In the art of paging persons by means of portable alerting devices, such as radio receivers carried on the person that are responsive to an assigned carrier frequency, it is known to modulate the carrier with a sequence of calling frequencies, or "tones," for the purpose of signalling to subscribers with unique combinations of tones, for example, to address a particular subscriber, or to broadcast a particular message. A known two-tone paging system uses two tones selected in a coded sequence from an array of available tones. In another system, five tones are sent out (i.e.: modulate the carrier) in a coded sequence, but the number of tones used in a given coded sequence is not critical. In any system, each individual receiver is responsive to a selected one or few of all the possible useful codes. In a five tone paging system which is in common use, each tone last 33 milliseconds, and there is a 35 millisecond gap between pages, resulting in (5 .times. 33) + 35 = 200 milliseconds for a complete page. Such a 5-tone paging system allows five pages per second. Thus, an alerting device in such a system has one-fifth of a second to receive a calling or paging signal and to provide an alerting signal in response to it.

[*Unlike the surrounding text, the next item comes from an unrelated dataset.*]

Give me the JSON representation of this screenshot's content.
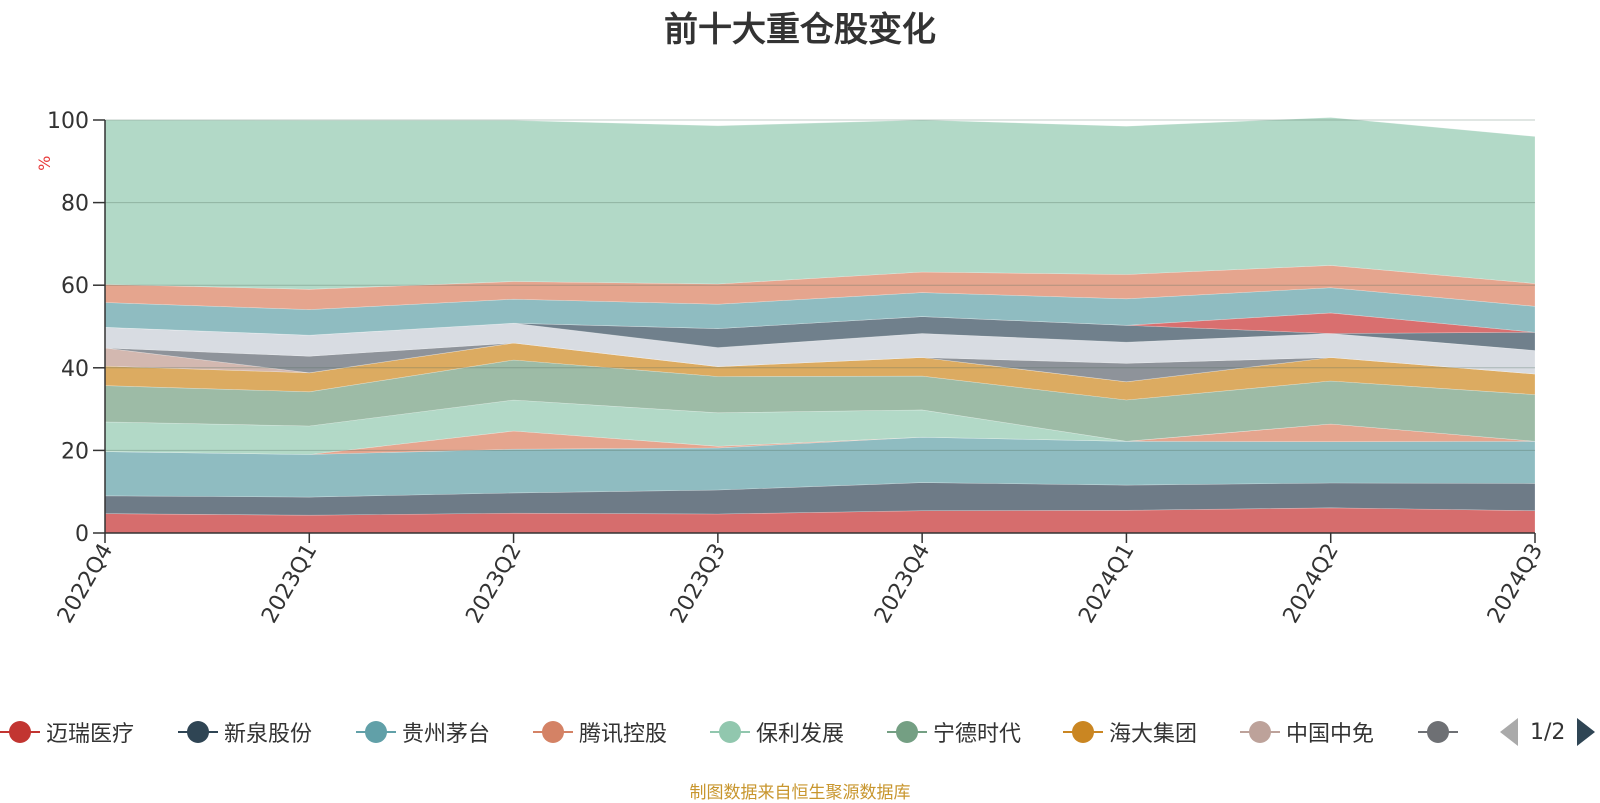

The alerting signal can, however, have a duration which is independent of the duration of the paging signal.
It is known according to U.S. Pat. No. 3,742,481 to disable an audio calling device in a radio pager, and to store the calling information so that it can be reproduced when desired. In the system of that patent this feature is used when the user does not wish to be disturbed or to cause a disturbance when the pager is alerted. When this feature is used, the pager is on, but will not emit an alerting signal. When the need for silence has passed, the pager is reset, and the alerting signal is furnished if a call has been received during the silent period. A practical defect of that system is that the user may forget to reset the pager to the condition for emitting an alerting signal in response to a calling signal, and when that happens the alerting device becomes useless, in a practical sense. The purpose of establishing a RCC link, which is to reach its subscribers with a minimum of delay, is thereby frustrated, and a user who forgets to reset a pager from the stored information mode to the alerting mode might just as well limit his or her interest to a telephone answering service. Understandably, operators of RCC Paging Networks and those offering similar services prefer not to supply their subscribers with devices that have the capability to frustrate the service intended to be rendered, and there is a requirement for an alerting device which is more reliable from a system-servive point of view.